Somsanith borrowed these designs from inscriptions he gazed
at on the ceilings of pagodas as a child. He embroidered without
using the carved wooden templates, which were indispensable
for beginners who fastened them to silk with big stitches
and reproduced the outlines with gold thread.
Only experienced embroiderers between the ages of 30 and 40
reached that level of perfection. The road was long and the
apprenticeship arduous. The prince, who was the last in a
family of nine children living in Vientiane, spent summers
with his grandmother in Luang Prabang. “I was so rambunctious
that my parents sent me to keep her company,” he recalls
laughing. “I also met some of the requirements for learning
this exclusively feminine profession, which is passed down
from mother to daughter.”
At six, like all nimble-fingered apprentices, the prince was
coating silk threads with wax to make them straighter and
threading them into needles for his grandmother and aunts,
who worked in a special room every morning. In the hope of
being released from this painstaking work, sometimes the young
prince secretly finished his grandmother’s embroidery,
trying to copy her style.
“By the time I was 10 or 12, I already had a certain
amount of experience,” he says. “My grandmother
probably guessed what I was up to, and introduced me to the
art of purling by letting me finish the buds on a bouquet
of flowers she had started.”
Back to the pagoda
The different steps in an embroiderer’s career were
clearly spelled out. Little girls traced the edges framing
the designs and decorated pillows and prayer cushions. Adolescents
embroidered skirts and collars. Adult women made their wedding
dresses, ceremonial costumes and burial clothes. Between 50
and 60, at the peak of their skills, they gradually stopped
making secular garments to focus on religious accessories
intended for pagodas.
Religion is exactly the means by which Somsanith intends to
breathe new life into his art. In August 2001, the embroiderer-prince
is going to Luang Prabang to offer one of his works–a
prayer fan decorated with a Buddha in the teaching position–to
the Sene pagoda.
Now this guardian of an endangered tradition has just one
goal in mind: passing it on to young Laotians, and introducing
the diaspora to the art of living that goes with it.
He refuses to give into the temptation of the market. “Some
of my relatives embroider to order for tourists, especially
from Thailand, and rich families of the diaspora. Gold-thread
embroidery is acquiring a market value and losing its meaning.

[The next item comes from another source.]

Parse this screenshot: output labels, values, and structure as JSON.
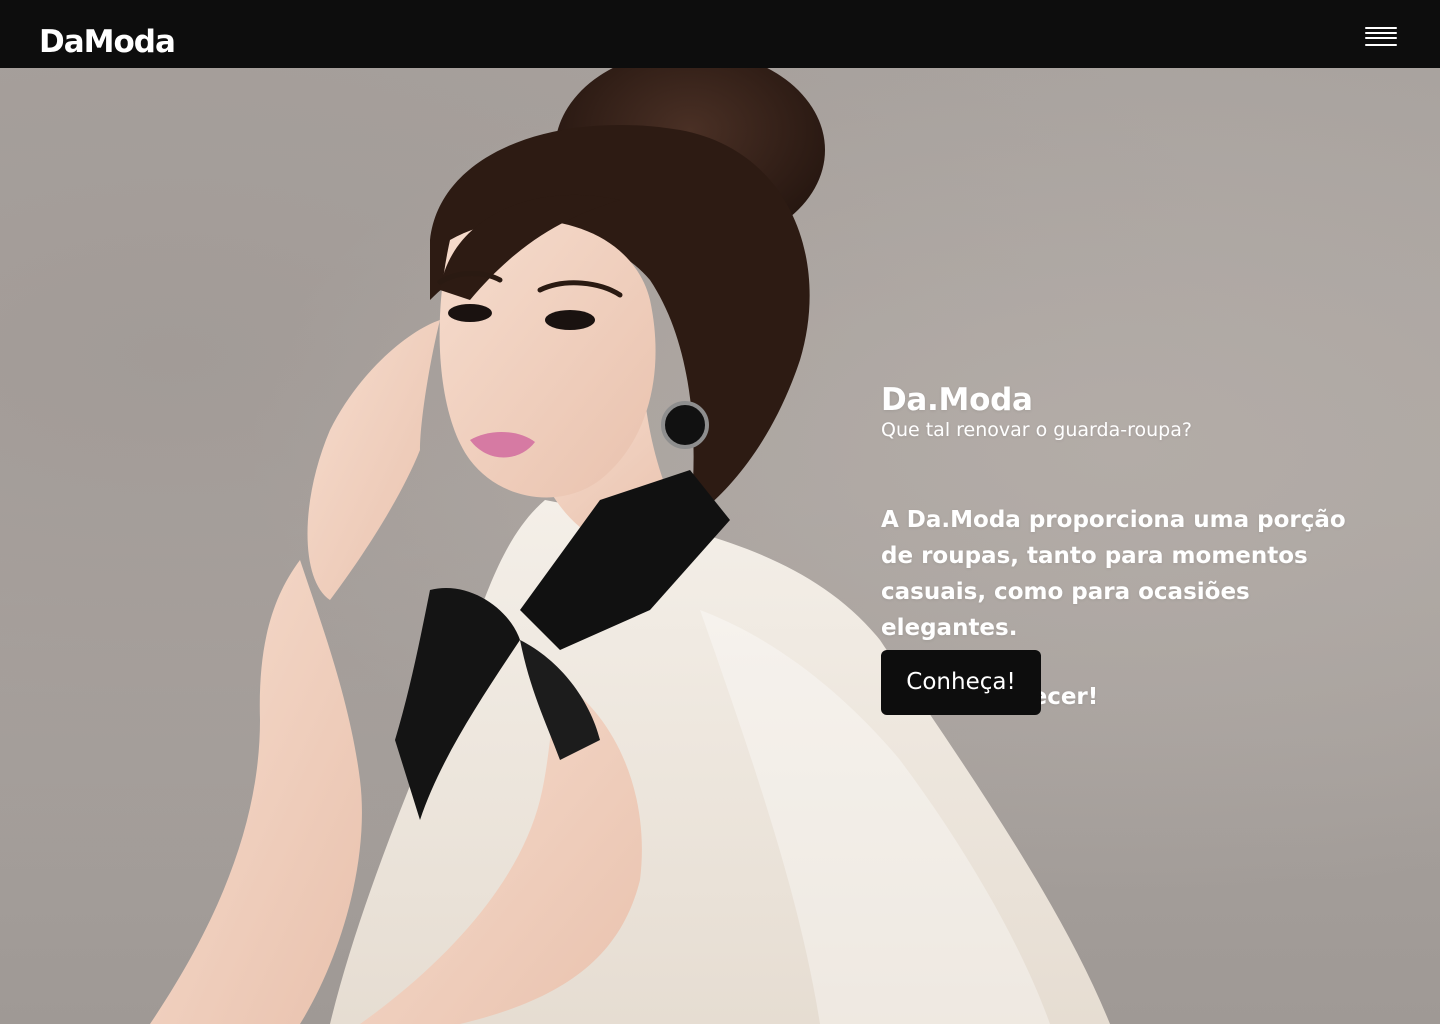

The women wearing them are parvenus who only care about the
glittering outer appearance of things without knowing their
intrinsic value.”
The prince wants to pass on both technique and meaning. “Embroidery
is more than just a technique…. Even though an embroidered
garment might only be worn once during an exceptional ceremony,
it requires an apprenticeship that is so long it builds character,
an idea that has fallen by the wayside. Passing this tradition
down from one generation to the next also teaches future artists
that they are merely practitioners. Before setting down to
work, my grandmother performed her devotions to the inspiring
spirits and the ancestors who trained her to bring about her
act of creation.”
With exhibitions, lectures and a documentary made with the
French national research council, Somsanith is also sounding
the alarm on the disappearance of other crafts connected to
gold-thread embroidery, such as lacquering. “The last
master lacquerer is 81 years old and no longer working. He
has stopped making the baskets decorated with a gilded plant
frieze that were used as models for skirt hems.”